Capriotti Abstract Ovid’s Hercules
Giuseppe Capriotti
Ovid’s Hercules in 1497: a Greek hero in the Metamorphoses translation by Giovanni de’ Bonsignori and in his woodcuts
Ovid dedicated almost all of the ninth book of the Metamorphoses to Hercules, relating the main events of his mythical complex, from his tiring birth to Alcmene, to his main ventures, death and deification. Affected by an early wave of moralisation, the Metamorphoses is one of the main channels of the survival of Greco-Roman mythology in Christian culture and therefore of the myth of Hercules. Between 1375 and 1377 the Italian humanist Giovanni Bonsignori translated Ovid’s Metamorphoses into prose; published for the first time in 1497 (Ovid Metamorphoseos vulgare), with a series of woodcuts, illustrating the main Ovidian myths. In this translation, in a sense, the process of moralization of Ovid’s tales is completed and the author delivers a text in which all myths are explained to their audience in the light of Christian doctrine.

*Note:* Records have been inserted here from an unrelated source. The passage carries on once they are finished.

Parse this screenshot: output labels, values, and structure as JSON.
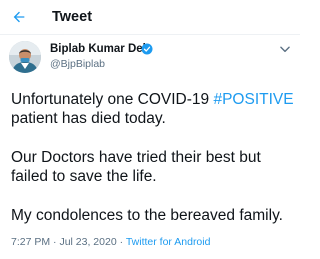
{
  "header": {
    "title": "Tweet",
    "back_icon": "arrow-left-icon"
  },
  "author": {
    "name": "Biplab Kumar Deb",
    "handle": "@BjpBiplab",
    "verified_icon": "verified-badge-icon",
    "more_icon": "chevron-down-icon"
  },
  "tweet": {
    "line1_before": "Unfortunately one COVID-19 ",
    "hashtag": "#POSITIVE",
    "line2": " patient has died today.",
    "paragraph2_line1": "Our Doctors have tried their best but",
    "paragraph2_line2": "failed to save the life.",
    "paragraph3": "My condolences to the bereaved family."
  },
  "meta": {
    "time": "7:27 PM",
    "separator1": " · ",
    "date": "Jul 23, 2020",
    "separator2": " · ",
    "source": "Twitter for Android"
  },
  "colors": {
    "accent": "#1d9bf0",
    "text": "#0f1419",
    "secondary": "#5b7083"
  }
}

In the work of Giovanni Bonsignori, particularly in the allegories that accompany the story of Hercules, the hero is purified of every aspect of his personality that, according to Christian morality, could be interpreted in a negative way. So even the marital infidelity, arrogance, and violence of Hercules are interpreted in a positive way, as a continuous struggle towards good against the bestiality of theological error or the lust of the devil, which manifests itself in various and changing forms. In this rehabilitation of an ambiguous hero, the four woodcuts dedicated to Hercules have the same role; they form a small cycle inside the volume, consisting of Hercules and Achelous, the Wedding of Hercules and Hercules and Nessus; Hercules against the Amazons; Hercules and Lichas, Hercules and Philoctetes and the Death of Hercules; the Birth of Alcmene. Taken together, they present Hercules as a Christianː the result of a miraculous birth, a winner against the irrationality of evil and one who is taken up into heaven.